Ice Spice’s popularity is obvious in Dublin considering the city’s pre-existing appreciation for drill music. The hip-hop music scene in Dublin seems to take inspiration from both UK and American influences — the amount of both UK and American drill that is played during hip-hop DJ sets in Dublin is a testament to that. Drill is so evidently an international movement that has little regard for national borders. Dublin-based rapper and designer TraviS, in collaboration with producer Elzzz, released a straight-shot UK drill album in January this year that blew the Irish iTunes charts up astronomically. The project is unapologetic in its UK drill status, yet dips its toes into experimental sampling and alternative rap trends. Drill influence has also reached Dublin producers. DJ and producer Rory Sweeney’s recent single boasts a lively feature from E the Artist. The song starts with a sample of the introduction to Chief Keef’s “Love Sosa”. Although “Love Sosa” has become very mainstream, the sample speaks for drill’s relevancy everywhere.

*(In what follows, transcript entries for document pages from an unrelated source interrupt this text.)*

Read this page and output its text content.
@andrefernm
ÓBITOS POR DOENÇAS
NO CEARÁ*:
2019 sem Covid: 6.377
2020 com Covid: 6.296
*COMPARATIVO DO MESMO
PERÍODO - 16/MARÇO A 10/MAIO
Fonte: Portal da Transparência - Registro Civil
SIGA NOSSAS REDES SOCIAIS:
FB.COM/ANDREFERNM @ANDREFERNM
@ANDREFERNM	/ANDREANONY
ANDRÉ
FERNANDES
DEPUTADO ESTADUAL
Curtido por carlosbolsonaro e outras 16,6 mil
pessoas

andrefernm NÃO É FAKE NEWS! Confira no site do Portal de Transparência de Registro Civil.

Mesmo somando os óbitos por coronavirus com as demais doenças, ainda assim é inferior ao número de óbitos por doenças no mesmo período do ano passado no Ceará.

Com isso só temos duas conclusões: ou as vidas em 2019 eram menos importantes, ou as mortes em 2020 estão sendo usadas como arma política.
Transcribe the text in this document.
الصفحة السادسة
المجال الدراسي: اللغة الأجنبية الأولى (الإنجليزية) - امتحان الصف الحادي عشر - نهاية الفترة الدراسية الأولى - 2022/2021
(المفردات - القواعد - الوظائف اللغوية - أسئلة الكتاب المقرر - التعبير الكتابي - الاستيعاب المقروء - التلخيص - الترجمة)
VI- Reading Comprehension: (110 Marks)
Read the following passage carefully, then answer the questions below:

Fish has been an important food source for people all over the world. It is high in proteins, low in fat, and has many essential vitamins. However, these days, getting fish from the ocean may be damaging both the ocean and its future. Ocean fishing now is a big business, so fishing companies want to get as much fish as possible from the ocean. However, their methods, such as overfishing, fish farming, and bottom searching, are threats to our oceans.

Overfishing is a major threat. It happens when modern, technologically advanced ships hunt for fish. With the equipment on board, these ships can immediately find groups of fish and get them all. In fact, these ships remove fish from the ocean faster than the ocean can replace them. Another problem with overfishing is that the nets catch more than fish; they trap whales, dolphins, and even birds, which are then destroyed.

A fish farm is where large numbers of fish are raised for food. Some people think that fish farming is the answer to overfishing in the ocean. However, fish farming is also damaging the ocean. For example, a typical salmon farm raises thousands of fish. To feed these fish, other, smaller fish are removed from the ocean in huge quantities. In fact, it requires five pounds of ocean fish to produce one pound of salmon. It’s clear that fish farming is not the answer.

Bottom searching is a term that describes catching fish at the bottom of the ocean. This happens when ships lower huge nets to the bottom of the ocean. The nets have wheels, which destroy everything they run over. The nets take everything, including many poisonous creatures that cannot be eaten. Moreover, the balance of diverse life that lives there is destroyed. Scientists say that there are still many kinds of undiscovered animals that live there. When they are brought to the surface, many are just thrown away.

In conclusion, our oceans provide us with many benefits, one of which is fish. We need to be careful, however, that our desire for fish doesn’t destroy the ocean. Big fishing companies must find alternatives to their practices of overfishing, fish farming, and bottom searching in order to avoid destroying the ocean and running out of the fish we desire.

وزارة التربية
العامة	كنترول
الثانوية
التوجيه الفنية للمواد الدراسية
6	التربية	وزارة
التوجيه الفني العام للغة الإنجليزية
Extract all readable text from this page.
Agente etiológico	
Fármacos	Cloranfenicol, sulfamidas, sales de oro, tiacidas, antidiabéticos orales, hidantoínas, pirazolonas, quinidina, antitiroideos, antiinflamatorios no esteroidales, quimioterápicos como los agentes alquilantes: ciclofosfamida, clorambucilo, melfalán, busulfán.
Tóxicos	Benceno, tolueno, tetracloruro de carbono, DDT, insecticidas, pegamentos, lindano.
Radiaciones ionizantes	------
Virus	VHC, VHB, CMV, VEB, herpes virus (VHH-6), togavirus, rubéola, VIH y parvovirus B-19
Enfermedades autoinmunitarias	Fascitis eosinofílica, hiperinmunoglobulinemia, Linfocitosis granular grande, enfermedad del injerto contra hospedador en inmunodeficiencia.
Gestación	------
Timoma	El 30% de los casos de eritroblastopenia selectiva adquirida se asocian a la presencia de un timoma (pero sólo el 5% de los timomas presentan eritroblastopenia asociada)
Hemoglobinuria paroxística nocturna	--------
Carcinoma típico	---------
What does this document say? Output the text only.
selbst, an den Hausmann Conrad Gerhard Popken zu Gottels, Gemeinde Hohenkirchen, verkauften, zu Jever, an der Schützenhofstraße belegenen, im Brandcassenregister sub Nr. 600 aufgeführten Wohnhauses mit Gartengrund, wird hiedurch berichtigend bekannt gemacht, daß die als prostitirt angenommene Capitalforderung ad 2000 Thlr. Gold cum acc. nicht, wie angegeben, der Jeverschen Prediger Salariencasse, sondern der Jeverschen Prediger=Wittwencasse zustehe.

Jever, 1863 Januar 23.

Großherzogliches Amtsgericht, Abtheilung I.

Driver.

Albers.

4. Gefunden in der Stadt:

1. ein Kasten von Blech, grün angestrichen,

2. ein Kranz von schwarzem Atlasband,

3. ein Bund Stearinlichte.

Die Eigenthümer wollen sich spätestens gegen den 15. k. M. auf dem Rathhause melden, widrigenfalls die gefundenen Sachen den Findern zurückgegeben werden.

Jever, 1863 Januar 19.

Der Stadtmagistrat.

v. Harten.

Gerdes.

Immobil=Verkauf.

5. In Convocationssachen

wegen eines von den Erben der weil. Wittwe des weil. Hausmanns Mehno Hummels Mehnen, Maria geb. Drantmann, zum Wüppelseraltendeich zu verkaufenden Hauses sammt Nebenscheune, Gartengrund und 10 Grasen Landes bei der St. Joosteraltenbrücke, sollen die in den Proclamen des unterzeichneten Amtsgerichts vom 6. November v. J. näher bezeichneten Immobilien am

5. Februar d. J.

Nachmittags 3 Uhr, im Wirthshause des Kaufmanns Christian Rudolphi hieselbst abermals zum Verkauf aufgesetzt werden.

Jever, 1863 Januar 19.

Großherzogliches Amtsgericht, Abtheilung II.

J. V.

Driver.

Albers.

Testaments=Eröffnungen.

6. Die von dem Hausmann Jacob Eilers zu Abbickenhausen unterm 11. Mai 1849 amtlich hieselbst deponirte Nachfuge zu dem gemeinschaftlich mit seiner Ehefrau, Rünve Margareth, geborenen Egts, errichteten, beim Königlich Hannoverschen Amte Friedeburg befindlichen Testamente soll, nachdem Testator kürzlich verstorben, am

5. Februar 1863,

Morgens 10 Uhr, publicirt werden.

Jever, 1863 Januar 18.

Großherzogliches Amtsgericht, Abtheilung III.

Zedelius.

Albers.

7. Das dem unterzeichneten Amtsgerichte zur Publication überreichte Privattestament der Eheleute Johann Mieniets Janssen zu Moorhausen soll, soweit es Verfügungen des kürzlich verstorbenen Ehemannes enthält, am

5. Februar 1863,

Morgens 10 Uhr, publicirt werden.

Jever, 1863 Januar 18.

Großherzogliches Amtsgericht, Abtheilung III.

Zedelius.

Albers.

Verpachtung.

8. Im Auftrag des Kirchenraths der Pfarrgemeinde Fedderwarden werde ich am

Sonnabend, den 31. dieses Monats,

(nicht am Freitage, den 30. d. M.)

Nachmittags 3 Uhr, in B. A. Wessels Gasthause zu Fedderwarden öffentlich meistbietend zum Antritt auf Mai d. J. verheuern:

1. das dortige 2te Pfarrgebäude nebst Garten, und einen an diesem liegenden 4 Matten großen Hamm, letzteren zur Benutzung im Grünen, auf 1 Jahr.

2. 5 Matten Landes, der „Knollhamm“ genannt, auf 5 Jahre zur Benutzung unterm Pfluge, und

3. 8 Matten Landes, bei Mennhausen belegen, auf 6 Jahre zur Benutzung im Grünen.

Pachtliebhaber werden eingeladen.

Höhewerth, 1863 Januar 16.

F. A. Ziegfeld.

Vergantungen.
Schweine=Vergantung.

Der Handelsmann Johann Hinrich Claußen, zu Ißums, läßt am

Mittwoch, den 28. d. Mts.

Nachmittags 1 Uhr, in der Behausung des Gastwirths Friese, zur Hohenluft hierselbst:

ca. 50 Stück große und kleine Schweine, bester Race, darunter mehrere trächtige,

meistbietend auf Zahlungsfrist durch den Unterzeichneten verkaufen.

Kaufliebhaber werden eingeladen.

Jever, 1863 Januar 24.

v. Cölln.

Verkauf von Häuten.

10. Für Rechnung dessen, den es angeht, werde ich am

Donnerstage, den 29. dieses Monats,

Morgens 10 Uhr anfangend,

However, it’s not just drill that has found a home in the Dublin hip-hop scene. Chamomile Club is a group of creatives aiming to cultivate community through music, fashion, digital arts and dancing. The recently-formed group holds night events at various spaces around Dublin, where hip-hop dominates the aux. Although not all the members of Chamomile create hip-hop music, the genre is a staple of their events, featuring artists like Pop Smoke, Playboi Carti, Lil Uzi Vert and Pierre Bourne. Another group by the name of WLIN underground is a Dublin-based underground hip-hop collective who have hosted a handful of events at The Workman’s Club this past academic year. While Chamomile often plays mainstream hip-hop and trap, WLIN features rising sub-genres of hip-hop that haven’t made it to the mainstream, such as pluggnb, tread, surge and rage. To give a simple description of these genres, they harbour ethereal and spacey beats and often emphasise experimental production. More mainstream artists who may be heard at a WLIN event include Yeat, Destroy Lonely, Summrs and Autumn!. The collective also features performances from Dublin-based rappers who are influenced by these subgenres, such as Desires and phatphuq.
“Both Chamomile Club and WLIN Underground are examples of this, as collectives that celebrate and uplift hip-hop.”
There are countless innovative creatives making waves in the underground hip-hop scene in Dublin. Both Chamomile Club and WLIN Underground are examples of this, as collectives that celebrate and uplift hip-hop. Those who appreciate hip-hop and enjoy a creative scene should not miss these Dublin events.